Non-competes are not the same as workplace policies
DC employers can still enforce some restrictions that are not non-competes:
- Confidentiality and NDA provisions, including trade secret protections
- Non-solicit clauses if reasonable in scope and duration
- Anti-moonlighting and conflict-of-interest policies that apply during employment, not after
The line between a non-compete and a “policy” matters because employers and their counsel sometimes blur it. A restriction that bars an employee from working for any competitor for 12 months after separation is a non-compete, no matter what the employer calls it. A restriction that prohibits running a side business in the same industry while still employed is a workplace policy and may be valid.
How an unenforceable non-compete reshapes severance talks (and what a Wrongful Termination Attorney DC client should know)
This is where the practical money is. Many DC severance offers are structured around the assumption that the former employee feels constrained by the non-compete. Releases often include language like “in exchange for the company releasing you from the non-competition provision in your employment agreement…” If the non-compete was never enforceable, the company is offering you something it never had.
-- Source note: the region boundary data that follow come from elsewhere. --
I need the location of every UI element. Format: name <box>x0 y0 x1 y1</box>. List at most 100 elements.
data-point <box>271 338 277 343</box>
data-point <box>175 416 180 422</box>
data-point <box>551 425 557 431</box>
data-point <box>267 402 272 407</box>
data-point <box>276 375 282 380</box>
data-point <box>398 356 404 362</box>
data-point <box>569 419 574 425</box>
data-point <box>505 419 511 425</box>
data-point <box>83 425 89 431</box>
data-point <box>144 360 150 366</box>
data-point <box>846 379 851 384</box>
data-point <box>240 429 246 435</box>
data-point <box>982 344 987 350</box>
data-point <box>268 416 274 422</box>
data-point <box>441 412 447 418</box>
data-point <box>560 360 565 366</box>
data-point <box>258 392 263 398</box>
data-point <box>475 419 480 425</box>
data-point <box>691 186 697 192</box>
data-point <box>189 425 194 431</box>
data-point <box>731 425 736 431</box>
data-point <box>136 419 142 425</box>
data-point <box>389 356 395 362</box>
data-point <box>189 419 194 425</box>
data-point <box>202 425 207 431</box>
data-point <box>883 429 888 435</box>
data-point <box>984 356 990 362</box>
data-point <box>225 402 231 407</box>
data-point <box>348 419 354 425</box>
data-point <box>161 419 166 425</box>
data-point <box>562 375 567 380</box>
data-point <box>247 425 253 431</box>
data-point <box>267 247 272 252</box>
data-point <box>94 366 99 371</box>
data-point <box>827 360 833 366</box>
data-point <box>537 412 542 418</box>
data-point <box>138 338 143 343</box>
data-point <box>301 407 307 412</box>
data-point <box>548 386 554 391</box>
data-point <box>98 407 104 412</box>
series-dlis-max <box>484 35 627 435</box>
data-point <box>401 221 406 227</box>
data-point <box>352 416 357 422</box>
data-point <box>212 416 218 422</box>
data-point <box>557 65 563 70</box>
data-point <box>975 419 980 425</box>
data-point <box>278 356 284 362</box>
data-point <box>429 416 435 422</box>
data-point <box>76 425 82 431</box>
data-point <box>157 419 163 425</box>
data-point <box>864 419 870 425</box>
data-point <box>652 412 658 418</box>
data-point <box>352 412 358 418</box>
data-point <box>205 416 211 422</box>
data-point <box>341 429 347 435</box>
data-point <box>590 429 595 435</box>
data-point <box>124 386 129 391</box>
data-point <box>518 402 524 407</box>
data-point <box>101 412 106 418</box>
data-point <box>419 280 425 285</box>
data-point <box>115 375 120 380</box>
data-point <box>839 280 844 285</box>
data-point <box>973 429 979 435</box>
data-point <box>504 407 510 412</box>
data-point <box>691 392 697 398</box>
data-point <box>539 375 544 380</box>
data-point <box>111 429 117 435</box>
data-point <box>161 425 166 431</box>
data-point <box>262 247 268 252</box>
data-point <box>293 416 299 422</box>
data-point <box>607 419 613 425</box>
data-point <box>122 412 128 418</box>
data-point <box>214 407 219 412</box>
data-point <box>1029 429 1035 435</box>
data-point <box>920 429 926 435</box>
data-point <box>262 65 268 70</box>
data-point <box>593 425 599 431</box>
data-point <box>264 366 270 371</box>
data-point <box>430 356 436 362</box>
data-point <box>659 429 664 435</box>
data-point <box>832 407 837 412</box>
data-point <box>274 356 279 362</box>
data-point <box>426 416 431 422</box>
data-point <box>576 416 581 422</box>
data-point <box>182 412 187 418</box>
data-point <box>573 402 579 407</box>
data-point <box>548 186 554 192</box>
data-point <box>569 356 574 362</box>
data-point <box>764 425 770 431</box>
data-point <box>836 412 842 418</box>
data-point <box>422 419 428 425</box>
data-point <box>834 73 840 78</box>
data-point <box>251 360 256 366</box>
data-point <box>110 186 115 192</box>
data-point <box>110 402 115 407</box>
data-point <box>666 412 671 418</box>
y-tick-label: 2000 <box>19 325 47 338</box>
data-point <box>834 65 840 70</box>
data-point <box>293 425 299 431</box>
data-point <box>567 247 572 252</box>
Counsel typically takes the following approach:
- Confirm the agreement is unenforceable under the 2022 law by checking salary, notice, scope, and duration
- Make that determination part of the response to the severance proposal, in writing where appropriate
- Reallocate the value the employer was assigning to the non-compete release into actual consideration, such as a larger cash severance, extended benefits, a neutral reference, or a fuller wrongful termination release on the worker’s side
- Push back on any new restrictive covenant the employer tries to slip into the severance agreement, since the 14-day notice requirement still applies and severance papers are not initial-employment papers
Catching the unenforceable clause early can shift a typical white-collar negotiation by tens of thousands of dollars.
Federal contractors and out-of-state employer workarounds
Federal contractor status alone does not exempt an employer from DC’s non-compete rules. The contract may require specific confidentiality, security, or conflicts-of-interest controls, but DC’s framework still applies to DC employees of federal contractors who do not meet the threshold or the procedural requirements.
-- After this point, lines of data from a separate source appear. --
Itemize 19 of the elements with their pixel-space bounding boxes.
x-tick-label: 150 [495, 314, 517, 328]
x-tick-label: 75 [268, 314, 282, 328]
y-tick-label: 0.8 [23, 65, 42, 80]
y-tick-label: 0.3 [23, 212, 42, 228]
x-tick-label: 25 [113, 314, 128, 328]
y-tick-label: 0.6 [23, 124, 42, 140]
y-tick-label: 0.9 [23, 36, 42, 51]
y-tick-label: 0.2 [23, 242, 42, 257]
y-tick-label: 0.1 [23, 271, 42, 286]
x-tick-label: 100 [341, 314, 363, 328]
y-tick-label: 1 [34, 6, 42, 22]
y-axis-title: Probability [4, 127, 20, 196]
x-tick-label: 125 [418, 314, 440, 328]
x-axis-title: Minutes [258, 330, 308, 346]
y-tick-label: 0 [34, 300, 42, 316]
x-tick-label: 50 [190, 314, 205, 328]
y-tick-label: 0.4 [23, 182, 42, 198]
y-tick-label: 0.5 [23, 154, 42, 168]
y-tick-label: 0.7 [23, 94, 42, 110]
Choice-of-law clauses are a more common workaround. An employer headquartered in Virginia or Maryland may try to import its home state’s non-compete law through a clause buried in the agreement. DC courts will not enforce a choice-of-law clause that would deprive a DC employee of fundamental statutory protections, and the non-compete framework has been treated as one of those protections.
Bottom line
If you were fired in DC in 2026 and a non-compete is shaping your job search or your severance posture, you may be operating under restrictions the law no longer recognizes. A consultation with a wrongful termination attorney DC employees rely on can confirm enforceability, recover value the employer was assuming you would forfeit, and block new restrictive covenants from creeping into a release. The DC Department of Employment Services publishes the current thresholds and the official notice template at does.dc.gov. Internal pages worth pairing with this post include a DC severance review guide, a confidentiality and trade secret overview, and the firm’s DC wrongful termination page. Do not sign anything until counsel has read the existing agreement and the proposed release side by side.